Mathías Abero

Personal information
- Full name: Mathías Nicolás Abero Villan
- Date of birth: 9 April 1990 (age 36)
- Place of birth: Montevideo, Uruguay
- Height: 1.84 m (6 ft 0 in)
- Position: Left-back

Team information
- Current team: Cerro
- Number: 16

Youth career
- 2005–2009: Nacional

Senior career*
- Years: Team / Apps / (Gls)
- 2008–2012: Nacional / 18 / (3)
- 2010–2011: → Racing Montevideo (loan) / 31 / (1)
- 2012–2015: Bologna / 21 / (1)
- 2013–2014: → Avellino (loan) / 2 / (0)
- 2015–2016: Nacional / 8 / (1)
- 2016–2017: Atlético de Rafaela / 36 / (2)
- 2017–2018: Tigre / 11 / (0)
- 2018–2019: Atlético Tucumán / 19 / (1)
- 2019–2020: Patronato / 14 / (0)
- 2020–2021: Rentistas / 30 / (1)
- 2021: Montevideo Wanderers / 22 / (2)
- 2022–: Rentistas / 4 / (0)

International career
- 2007: Uruguay U17 / 3 / (0)
- 2011: Uruguay U22 / 5 / (2)
- 2012: Uruguay U23 / 1 / (0)

= Mathías Abero =

Uruguayan footballer (born 1990)

Mathías Nicolás Abero Villan (born 9 April 1990) is a Uruguayan professional footballer who plays as a left-back for Uruguayan Primera División club Cerro.

==Club career==

===Nacional===
Born in Montevideo, Abero began his career as a youth player for Nacional.
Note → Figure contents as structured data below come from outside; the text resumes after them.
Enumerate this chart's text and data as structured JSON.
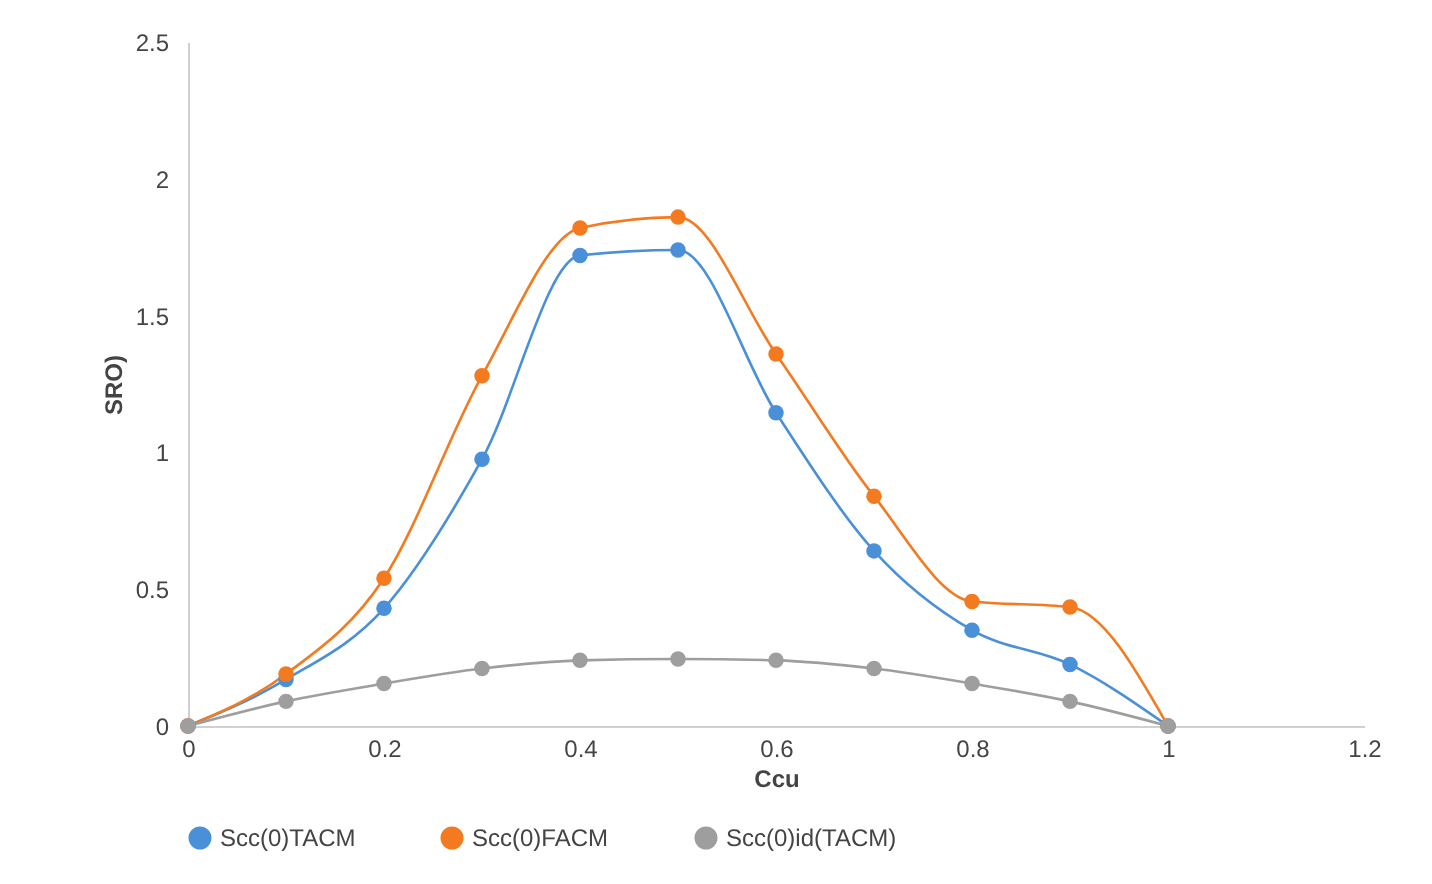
{
  "chart_data": {
    "type": "line",
    "xlabel": "Ccu",
    "ylabel": "SRO)",
    "x": [
      0,
      0.1,
      0.2,
      0.3,
      0.4,
      0.5,
      0.6,
      0.7,
      0.8,
      0.9,
      1
    ],
    "series": [
      {
        "name": "Scc(0)TACM",
        "color": "#4a90d9",
        "values": [
          0,
          0.17,
          0.43,
          0.975,
          1.72,
          1.74,
          1.145,
          0.64,
          0.35,
          0.225,
          0
        ]
      },
      {
        "name": "Scc(0)FACM",
        "color": "#f47a20",
        "values": [
          0,
          0.19,
          0.54,
          1.28,
          1.82,
          1.86,
          1.36,
          0.84,
          0.455,
          0.435,
          0
        ]
      },
      {
        "name": "Scc(0)id(TACM)",
        "color": "#9e9e9e",
        "values": [
          0,
          0.09,
          0.155,
          0.21,
          0.24,
          0.245,
          0.24,
          0.21,
          0.155,
          0.09,
          0
        ]
      }
    ],
    "xlim": [
      0,
      1.2
    ],
    "xticks": [
      0,
      0.2,
      0.4,
      0.6,
      0.8,
      1,
      1.2
    ],
    "ylim": [
      0,
      2.5
    ],
    "yticks": [
      0,
      0.5,
      1,
      1.5,
      2,
      2.5
    ],
    "grid": false,
    "legend": "bottom",
    "marker": "circle",
    "line_style": "solid"
  }
}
He made his first-team debut on 13 June 2009 in a 3–0 league loss to Central Español. This was his only appearance in 2008–09 season. Nacional eventually won the league.

In July he made three league appearances for Nacional and in January he was loaned to Racing Montevideo. He made his debut for Racing on 20 February in a 3–0 league loss to Cerrito. He ended the 2009–10 with six league appearances for Racing. In the next season Abero made 25 appearances and scored one goal (on 7 May 2011) in a 6–0 win over Danubio.
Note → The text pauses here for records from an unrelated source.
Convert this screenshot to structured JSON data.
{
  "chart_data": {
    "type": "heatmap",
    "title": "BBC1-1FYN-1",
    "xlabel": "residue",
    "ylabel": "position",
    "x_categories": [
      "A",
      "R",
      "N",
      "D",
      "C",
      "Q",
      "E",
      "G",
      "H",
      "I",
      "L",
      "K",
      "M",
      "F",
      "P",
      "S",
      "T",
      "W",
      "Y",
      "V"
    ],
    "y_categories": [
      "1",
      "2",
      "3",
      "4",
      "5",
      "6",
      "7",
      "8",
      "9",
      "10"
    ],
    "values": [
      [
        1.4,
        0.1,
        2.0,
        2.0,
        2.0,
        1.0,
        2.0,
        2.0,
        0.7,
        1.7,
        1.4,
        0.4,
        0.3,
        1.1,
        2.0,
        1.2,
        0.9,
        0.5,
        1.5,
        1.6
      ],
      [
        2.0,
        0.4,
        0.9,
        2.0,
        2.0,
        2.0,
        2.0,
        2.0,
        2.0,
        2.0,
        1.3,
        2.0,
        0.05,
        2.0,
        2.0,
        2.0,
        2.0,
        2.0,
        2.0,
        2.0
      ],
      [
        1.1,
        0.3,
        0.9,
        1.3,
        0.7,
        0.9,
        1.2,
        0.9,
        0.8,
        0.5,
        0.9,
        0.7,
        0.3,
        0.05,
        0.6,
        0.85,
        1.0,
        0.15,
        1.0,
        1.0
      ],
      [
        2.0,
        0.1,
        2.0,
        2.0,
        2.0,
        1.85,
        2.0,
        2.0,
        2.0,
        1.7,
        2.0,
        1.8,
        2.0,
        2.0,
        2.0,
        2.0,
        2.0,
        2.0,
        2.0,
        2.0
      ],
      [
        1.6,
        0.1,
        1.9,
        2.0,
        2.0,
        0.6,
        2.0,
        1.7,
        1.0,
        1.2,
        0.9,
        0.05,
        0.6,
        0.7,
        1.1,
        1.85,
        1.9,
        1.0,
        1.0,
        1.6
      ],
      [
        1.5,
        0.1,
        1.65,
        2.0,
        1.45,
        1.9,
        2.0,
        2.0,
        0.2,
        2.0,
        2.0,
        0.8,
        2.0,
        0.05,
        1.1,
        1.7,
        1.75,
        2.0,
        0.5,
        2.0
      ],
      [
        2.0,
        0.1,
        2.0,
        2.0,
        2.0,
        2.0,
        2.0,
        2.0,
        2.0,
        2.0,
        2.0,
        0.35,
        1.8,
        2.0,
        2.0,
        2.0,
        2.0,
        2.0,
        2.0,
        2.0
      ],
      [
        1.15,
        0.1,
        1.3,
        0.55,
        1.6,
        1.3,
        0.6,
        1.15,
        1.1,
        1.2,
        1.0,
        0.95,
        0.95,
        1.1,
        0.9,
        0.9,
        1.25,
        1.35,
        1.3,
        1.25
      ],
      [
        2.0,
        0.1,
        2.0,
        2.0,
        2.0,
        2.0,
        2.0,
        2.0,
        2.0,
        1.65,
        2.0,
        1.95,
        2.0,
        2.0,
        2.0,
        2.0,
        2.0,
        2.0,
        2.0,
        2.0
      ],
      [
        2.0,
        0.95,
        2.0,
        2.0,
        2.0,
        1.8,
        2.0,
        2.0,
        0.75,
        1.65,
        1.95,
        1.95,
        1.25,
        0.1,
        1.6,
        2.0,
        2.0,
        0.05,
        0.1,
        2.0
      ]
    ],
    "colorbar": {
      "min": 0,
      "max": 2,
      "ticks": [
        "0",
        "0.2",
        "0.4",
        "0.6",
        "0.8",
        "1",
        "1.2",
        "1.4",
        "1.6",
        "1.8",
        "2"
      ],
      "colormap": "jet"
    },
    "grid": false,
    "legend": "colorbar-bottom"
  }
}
In June 2011 Abero returned to Nacional. On 9 October in a 3–0 win over Rentistas he scored his first goal for Nacional. Abero ended the 2011–12 with 17 appearances and three goals. He also won his second league title with Nacional.

===Bologna===
On 19 July 2012, he signed with a Serie A side Bologna.

==International career==
Abero was part of the Uruguay U-17 squad that participated in the 2007 South American Under-17 Football Championship

In 2011, he was called by Juan Verzeri to participate in the Uruguay U-22 squad for the 2011 Pan American Games. In this tournament he scored twice, one goal against Trinidad and Tobago and one against the Mexican selection.

On 25 April 2012, he played an international match for Uruguay U-23 against Egypt U-23 in Paysandú.

Abero is also eligible to play for Italy because he has an Italian passport and because of his Italian ancestry.